Northern Ireland house prices head higher but upward momentum wanes

House prices in Northern Ireland are still increasing, but the pace of incline has slowed, according to the latest report from Ulster University.

It reflected high levels of demand with eager competing for a diminishing pool of houses for sale which has led to expectations for a continued rally into this year despite the widely flagged inflationary pressures.

The Ulster University House Price Index, which assesses prices reported by estate agents, climbed 8.3% in the fourth quarter of 2021 compared to the same time the previous year, a move which puts the average price of a house in the province at £198,890.

The increase has been driven by a thirst for larger houses with the price of detached properties climbing 12.1 over the year to £291,288, followed by terrace/townhouses at 5.8% to £128,496 and semi-detached houses at 4.2% to £176,018.

Perhaps surprisingly, the average price for an apartment climbed just 0.4% to £140,260.
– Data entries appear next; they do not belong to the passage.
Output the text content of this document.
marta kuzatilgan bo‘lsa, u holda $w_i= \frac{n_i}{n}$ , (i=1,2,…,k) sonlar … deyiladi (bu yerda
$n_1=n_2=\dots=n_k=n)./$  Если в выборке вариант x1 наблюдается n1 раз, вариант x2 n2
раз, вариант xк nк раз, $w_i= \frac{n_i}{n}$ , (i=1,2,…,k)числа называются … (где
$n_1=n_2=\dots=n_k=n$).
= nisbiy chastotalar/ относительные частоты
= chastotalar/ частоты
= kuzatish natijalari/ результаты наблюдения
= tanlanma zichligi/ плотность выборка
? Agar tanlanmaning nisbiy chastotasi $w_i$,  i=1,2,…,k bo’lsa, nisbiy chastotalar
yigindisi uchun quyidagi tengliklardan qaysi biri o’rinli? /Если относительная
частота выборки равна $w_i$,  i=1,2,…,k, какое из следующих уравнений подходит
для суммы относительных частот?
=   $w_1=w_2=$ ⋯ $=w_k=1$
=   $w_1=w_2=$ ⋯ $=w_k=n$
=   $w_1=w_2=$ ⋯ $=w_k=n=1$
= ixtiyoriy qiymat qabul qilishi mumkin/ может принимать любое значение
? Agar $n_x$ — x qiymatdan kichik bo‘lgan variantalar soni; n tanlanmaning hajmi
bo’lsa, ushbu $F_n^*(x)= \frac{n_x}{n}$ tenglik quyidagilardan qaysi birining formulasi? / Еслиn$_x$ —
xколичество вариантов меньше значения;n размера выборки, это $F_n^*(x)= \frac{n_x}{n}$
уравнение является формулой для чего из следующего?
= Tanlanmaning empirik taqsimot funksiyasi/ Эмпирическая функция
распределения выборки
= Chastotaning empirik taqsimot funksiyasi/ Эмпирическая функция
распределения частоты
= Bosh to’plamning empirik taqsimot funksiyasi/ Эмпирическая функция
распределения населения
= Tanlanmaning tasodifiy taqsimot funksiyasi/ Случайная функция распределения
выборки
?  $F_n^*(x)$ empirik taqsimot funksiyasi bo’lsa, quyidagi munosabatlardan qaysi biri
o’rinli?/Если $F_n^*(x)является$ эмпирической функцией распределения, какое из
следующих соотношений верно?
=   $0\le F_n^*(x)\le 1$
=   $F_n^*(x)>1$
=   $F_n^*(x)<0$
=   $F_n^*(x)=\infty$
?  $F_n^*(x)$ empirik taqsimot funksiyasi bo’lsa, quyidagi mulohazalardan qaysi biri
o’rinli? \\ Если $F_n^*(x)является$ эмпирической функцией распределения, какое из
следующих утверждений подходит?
“The latest price statistics show a market which has remained resilient to the wider political and economic circumstances in what is traditionally a quieter period of the year,” Lead Researcher Dr Michael McCord, Reader in Real Estate at Ulster University, said, adding that the pace of growth has slowed. “The analysis does show a softening in price growth in comparison to previous quarters – both in annual and quarterly terms – but one which continues to display strong demand signals, and allied with ongoing supply-side challenges, does not show any signs of correcting in the immediate future.”

Meanwhile, the report said Fermanagh and Omagh has climbed to the top of the league table of districts ranked by house prices.

Average prices there are pegged at £240,453 having climbed by nearly a quarter between the third and fourth quarters of 2021, according to the Ulster University House Price Index.

That is followed by Ards and North Down at £217,430, Newry, Mourne and Down at £214,123 and Lisburn and Castlereagh at £212,379.

“The latest figures produced by Ulster University demonstrate that the demand/supply imbalance continues to prevail,” Ursula McAnulty, Head of Research at the Northern Ireland Housing Executive, which commissions the survey, said. “Strong levels of demand and lack of supply have resulted in continued house price growth over the year – albeit at more subdued levels in Q4.

“This has been particularly acute in the detached market segment, with lack of stock having upward pressure on prices. Nonetheless, Q4 data does show a softening in house price growth.”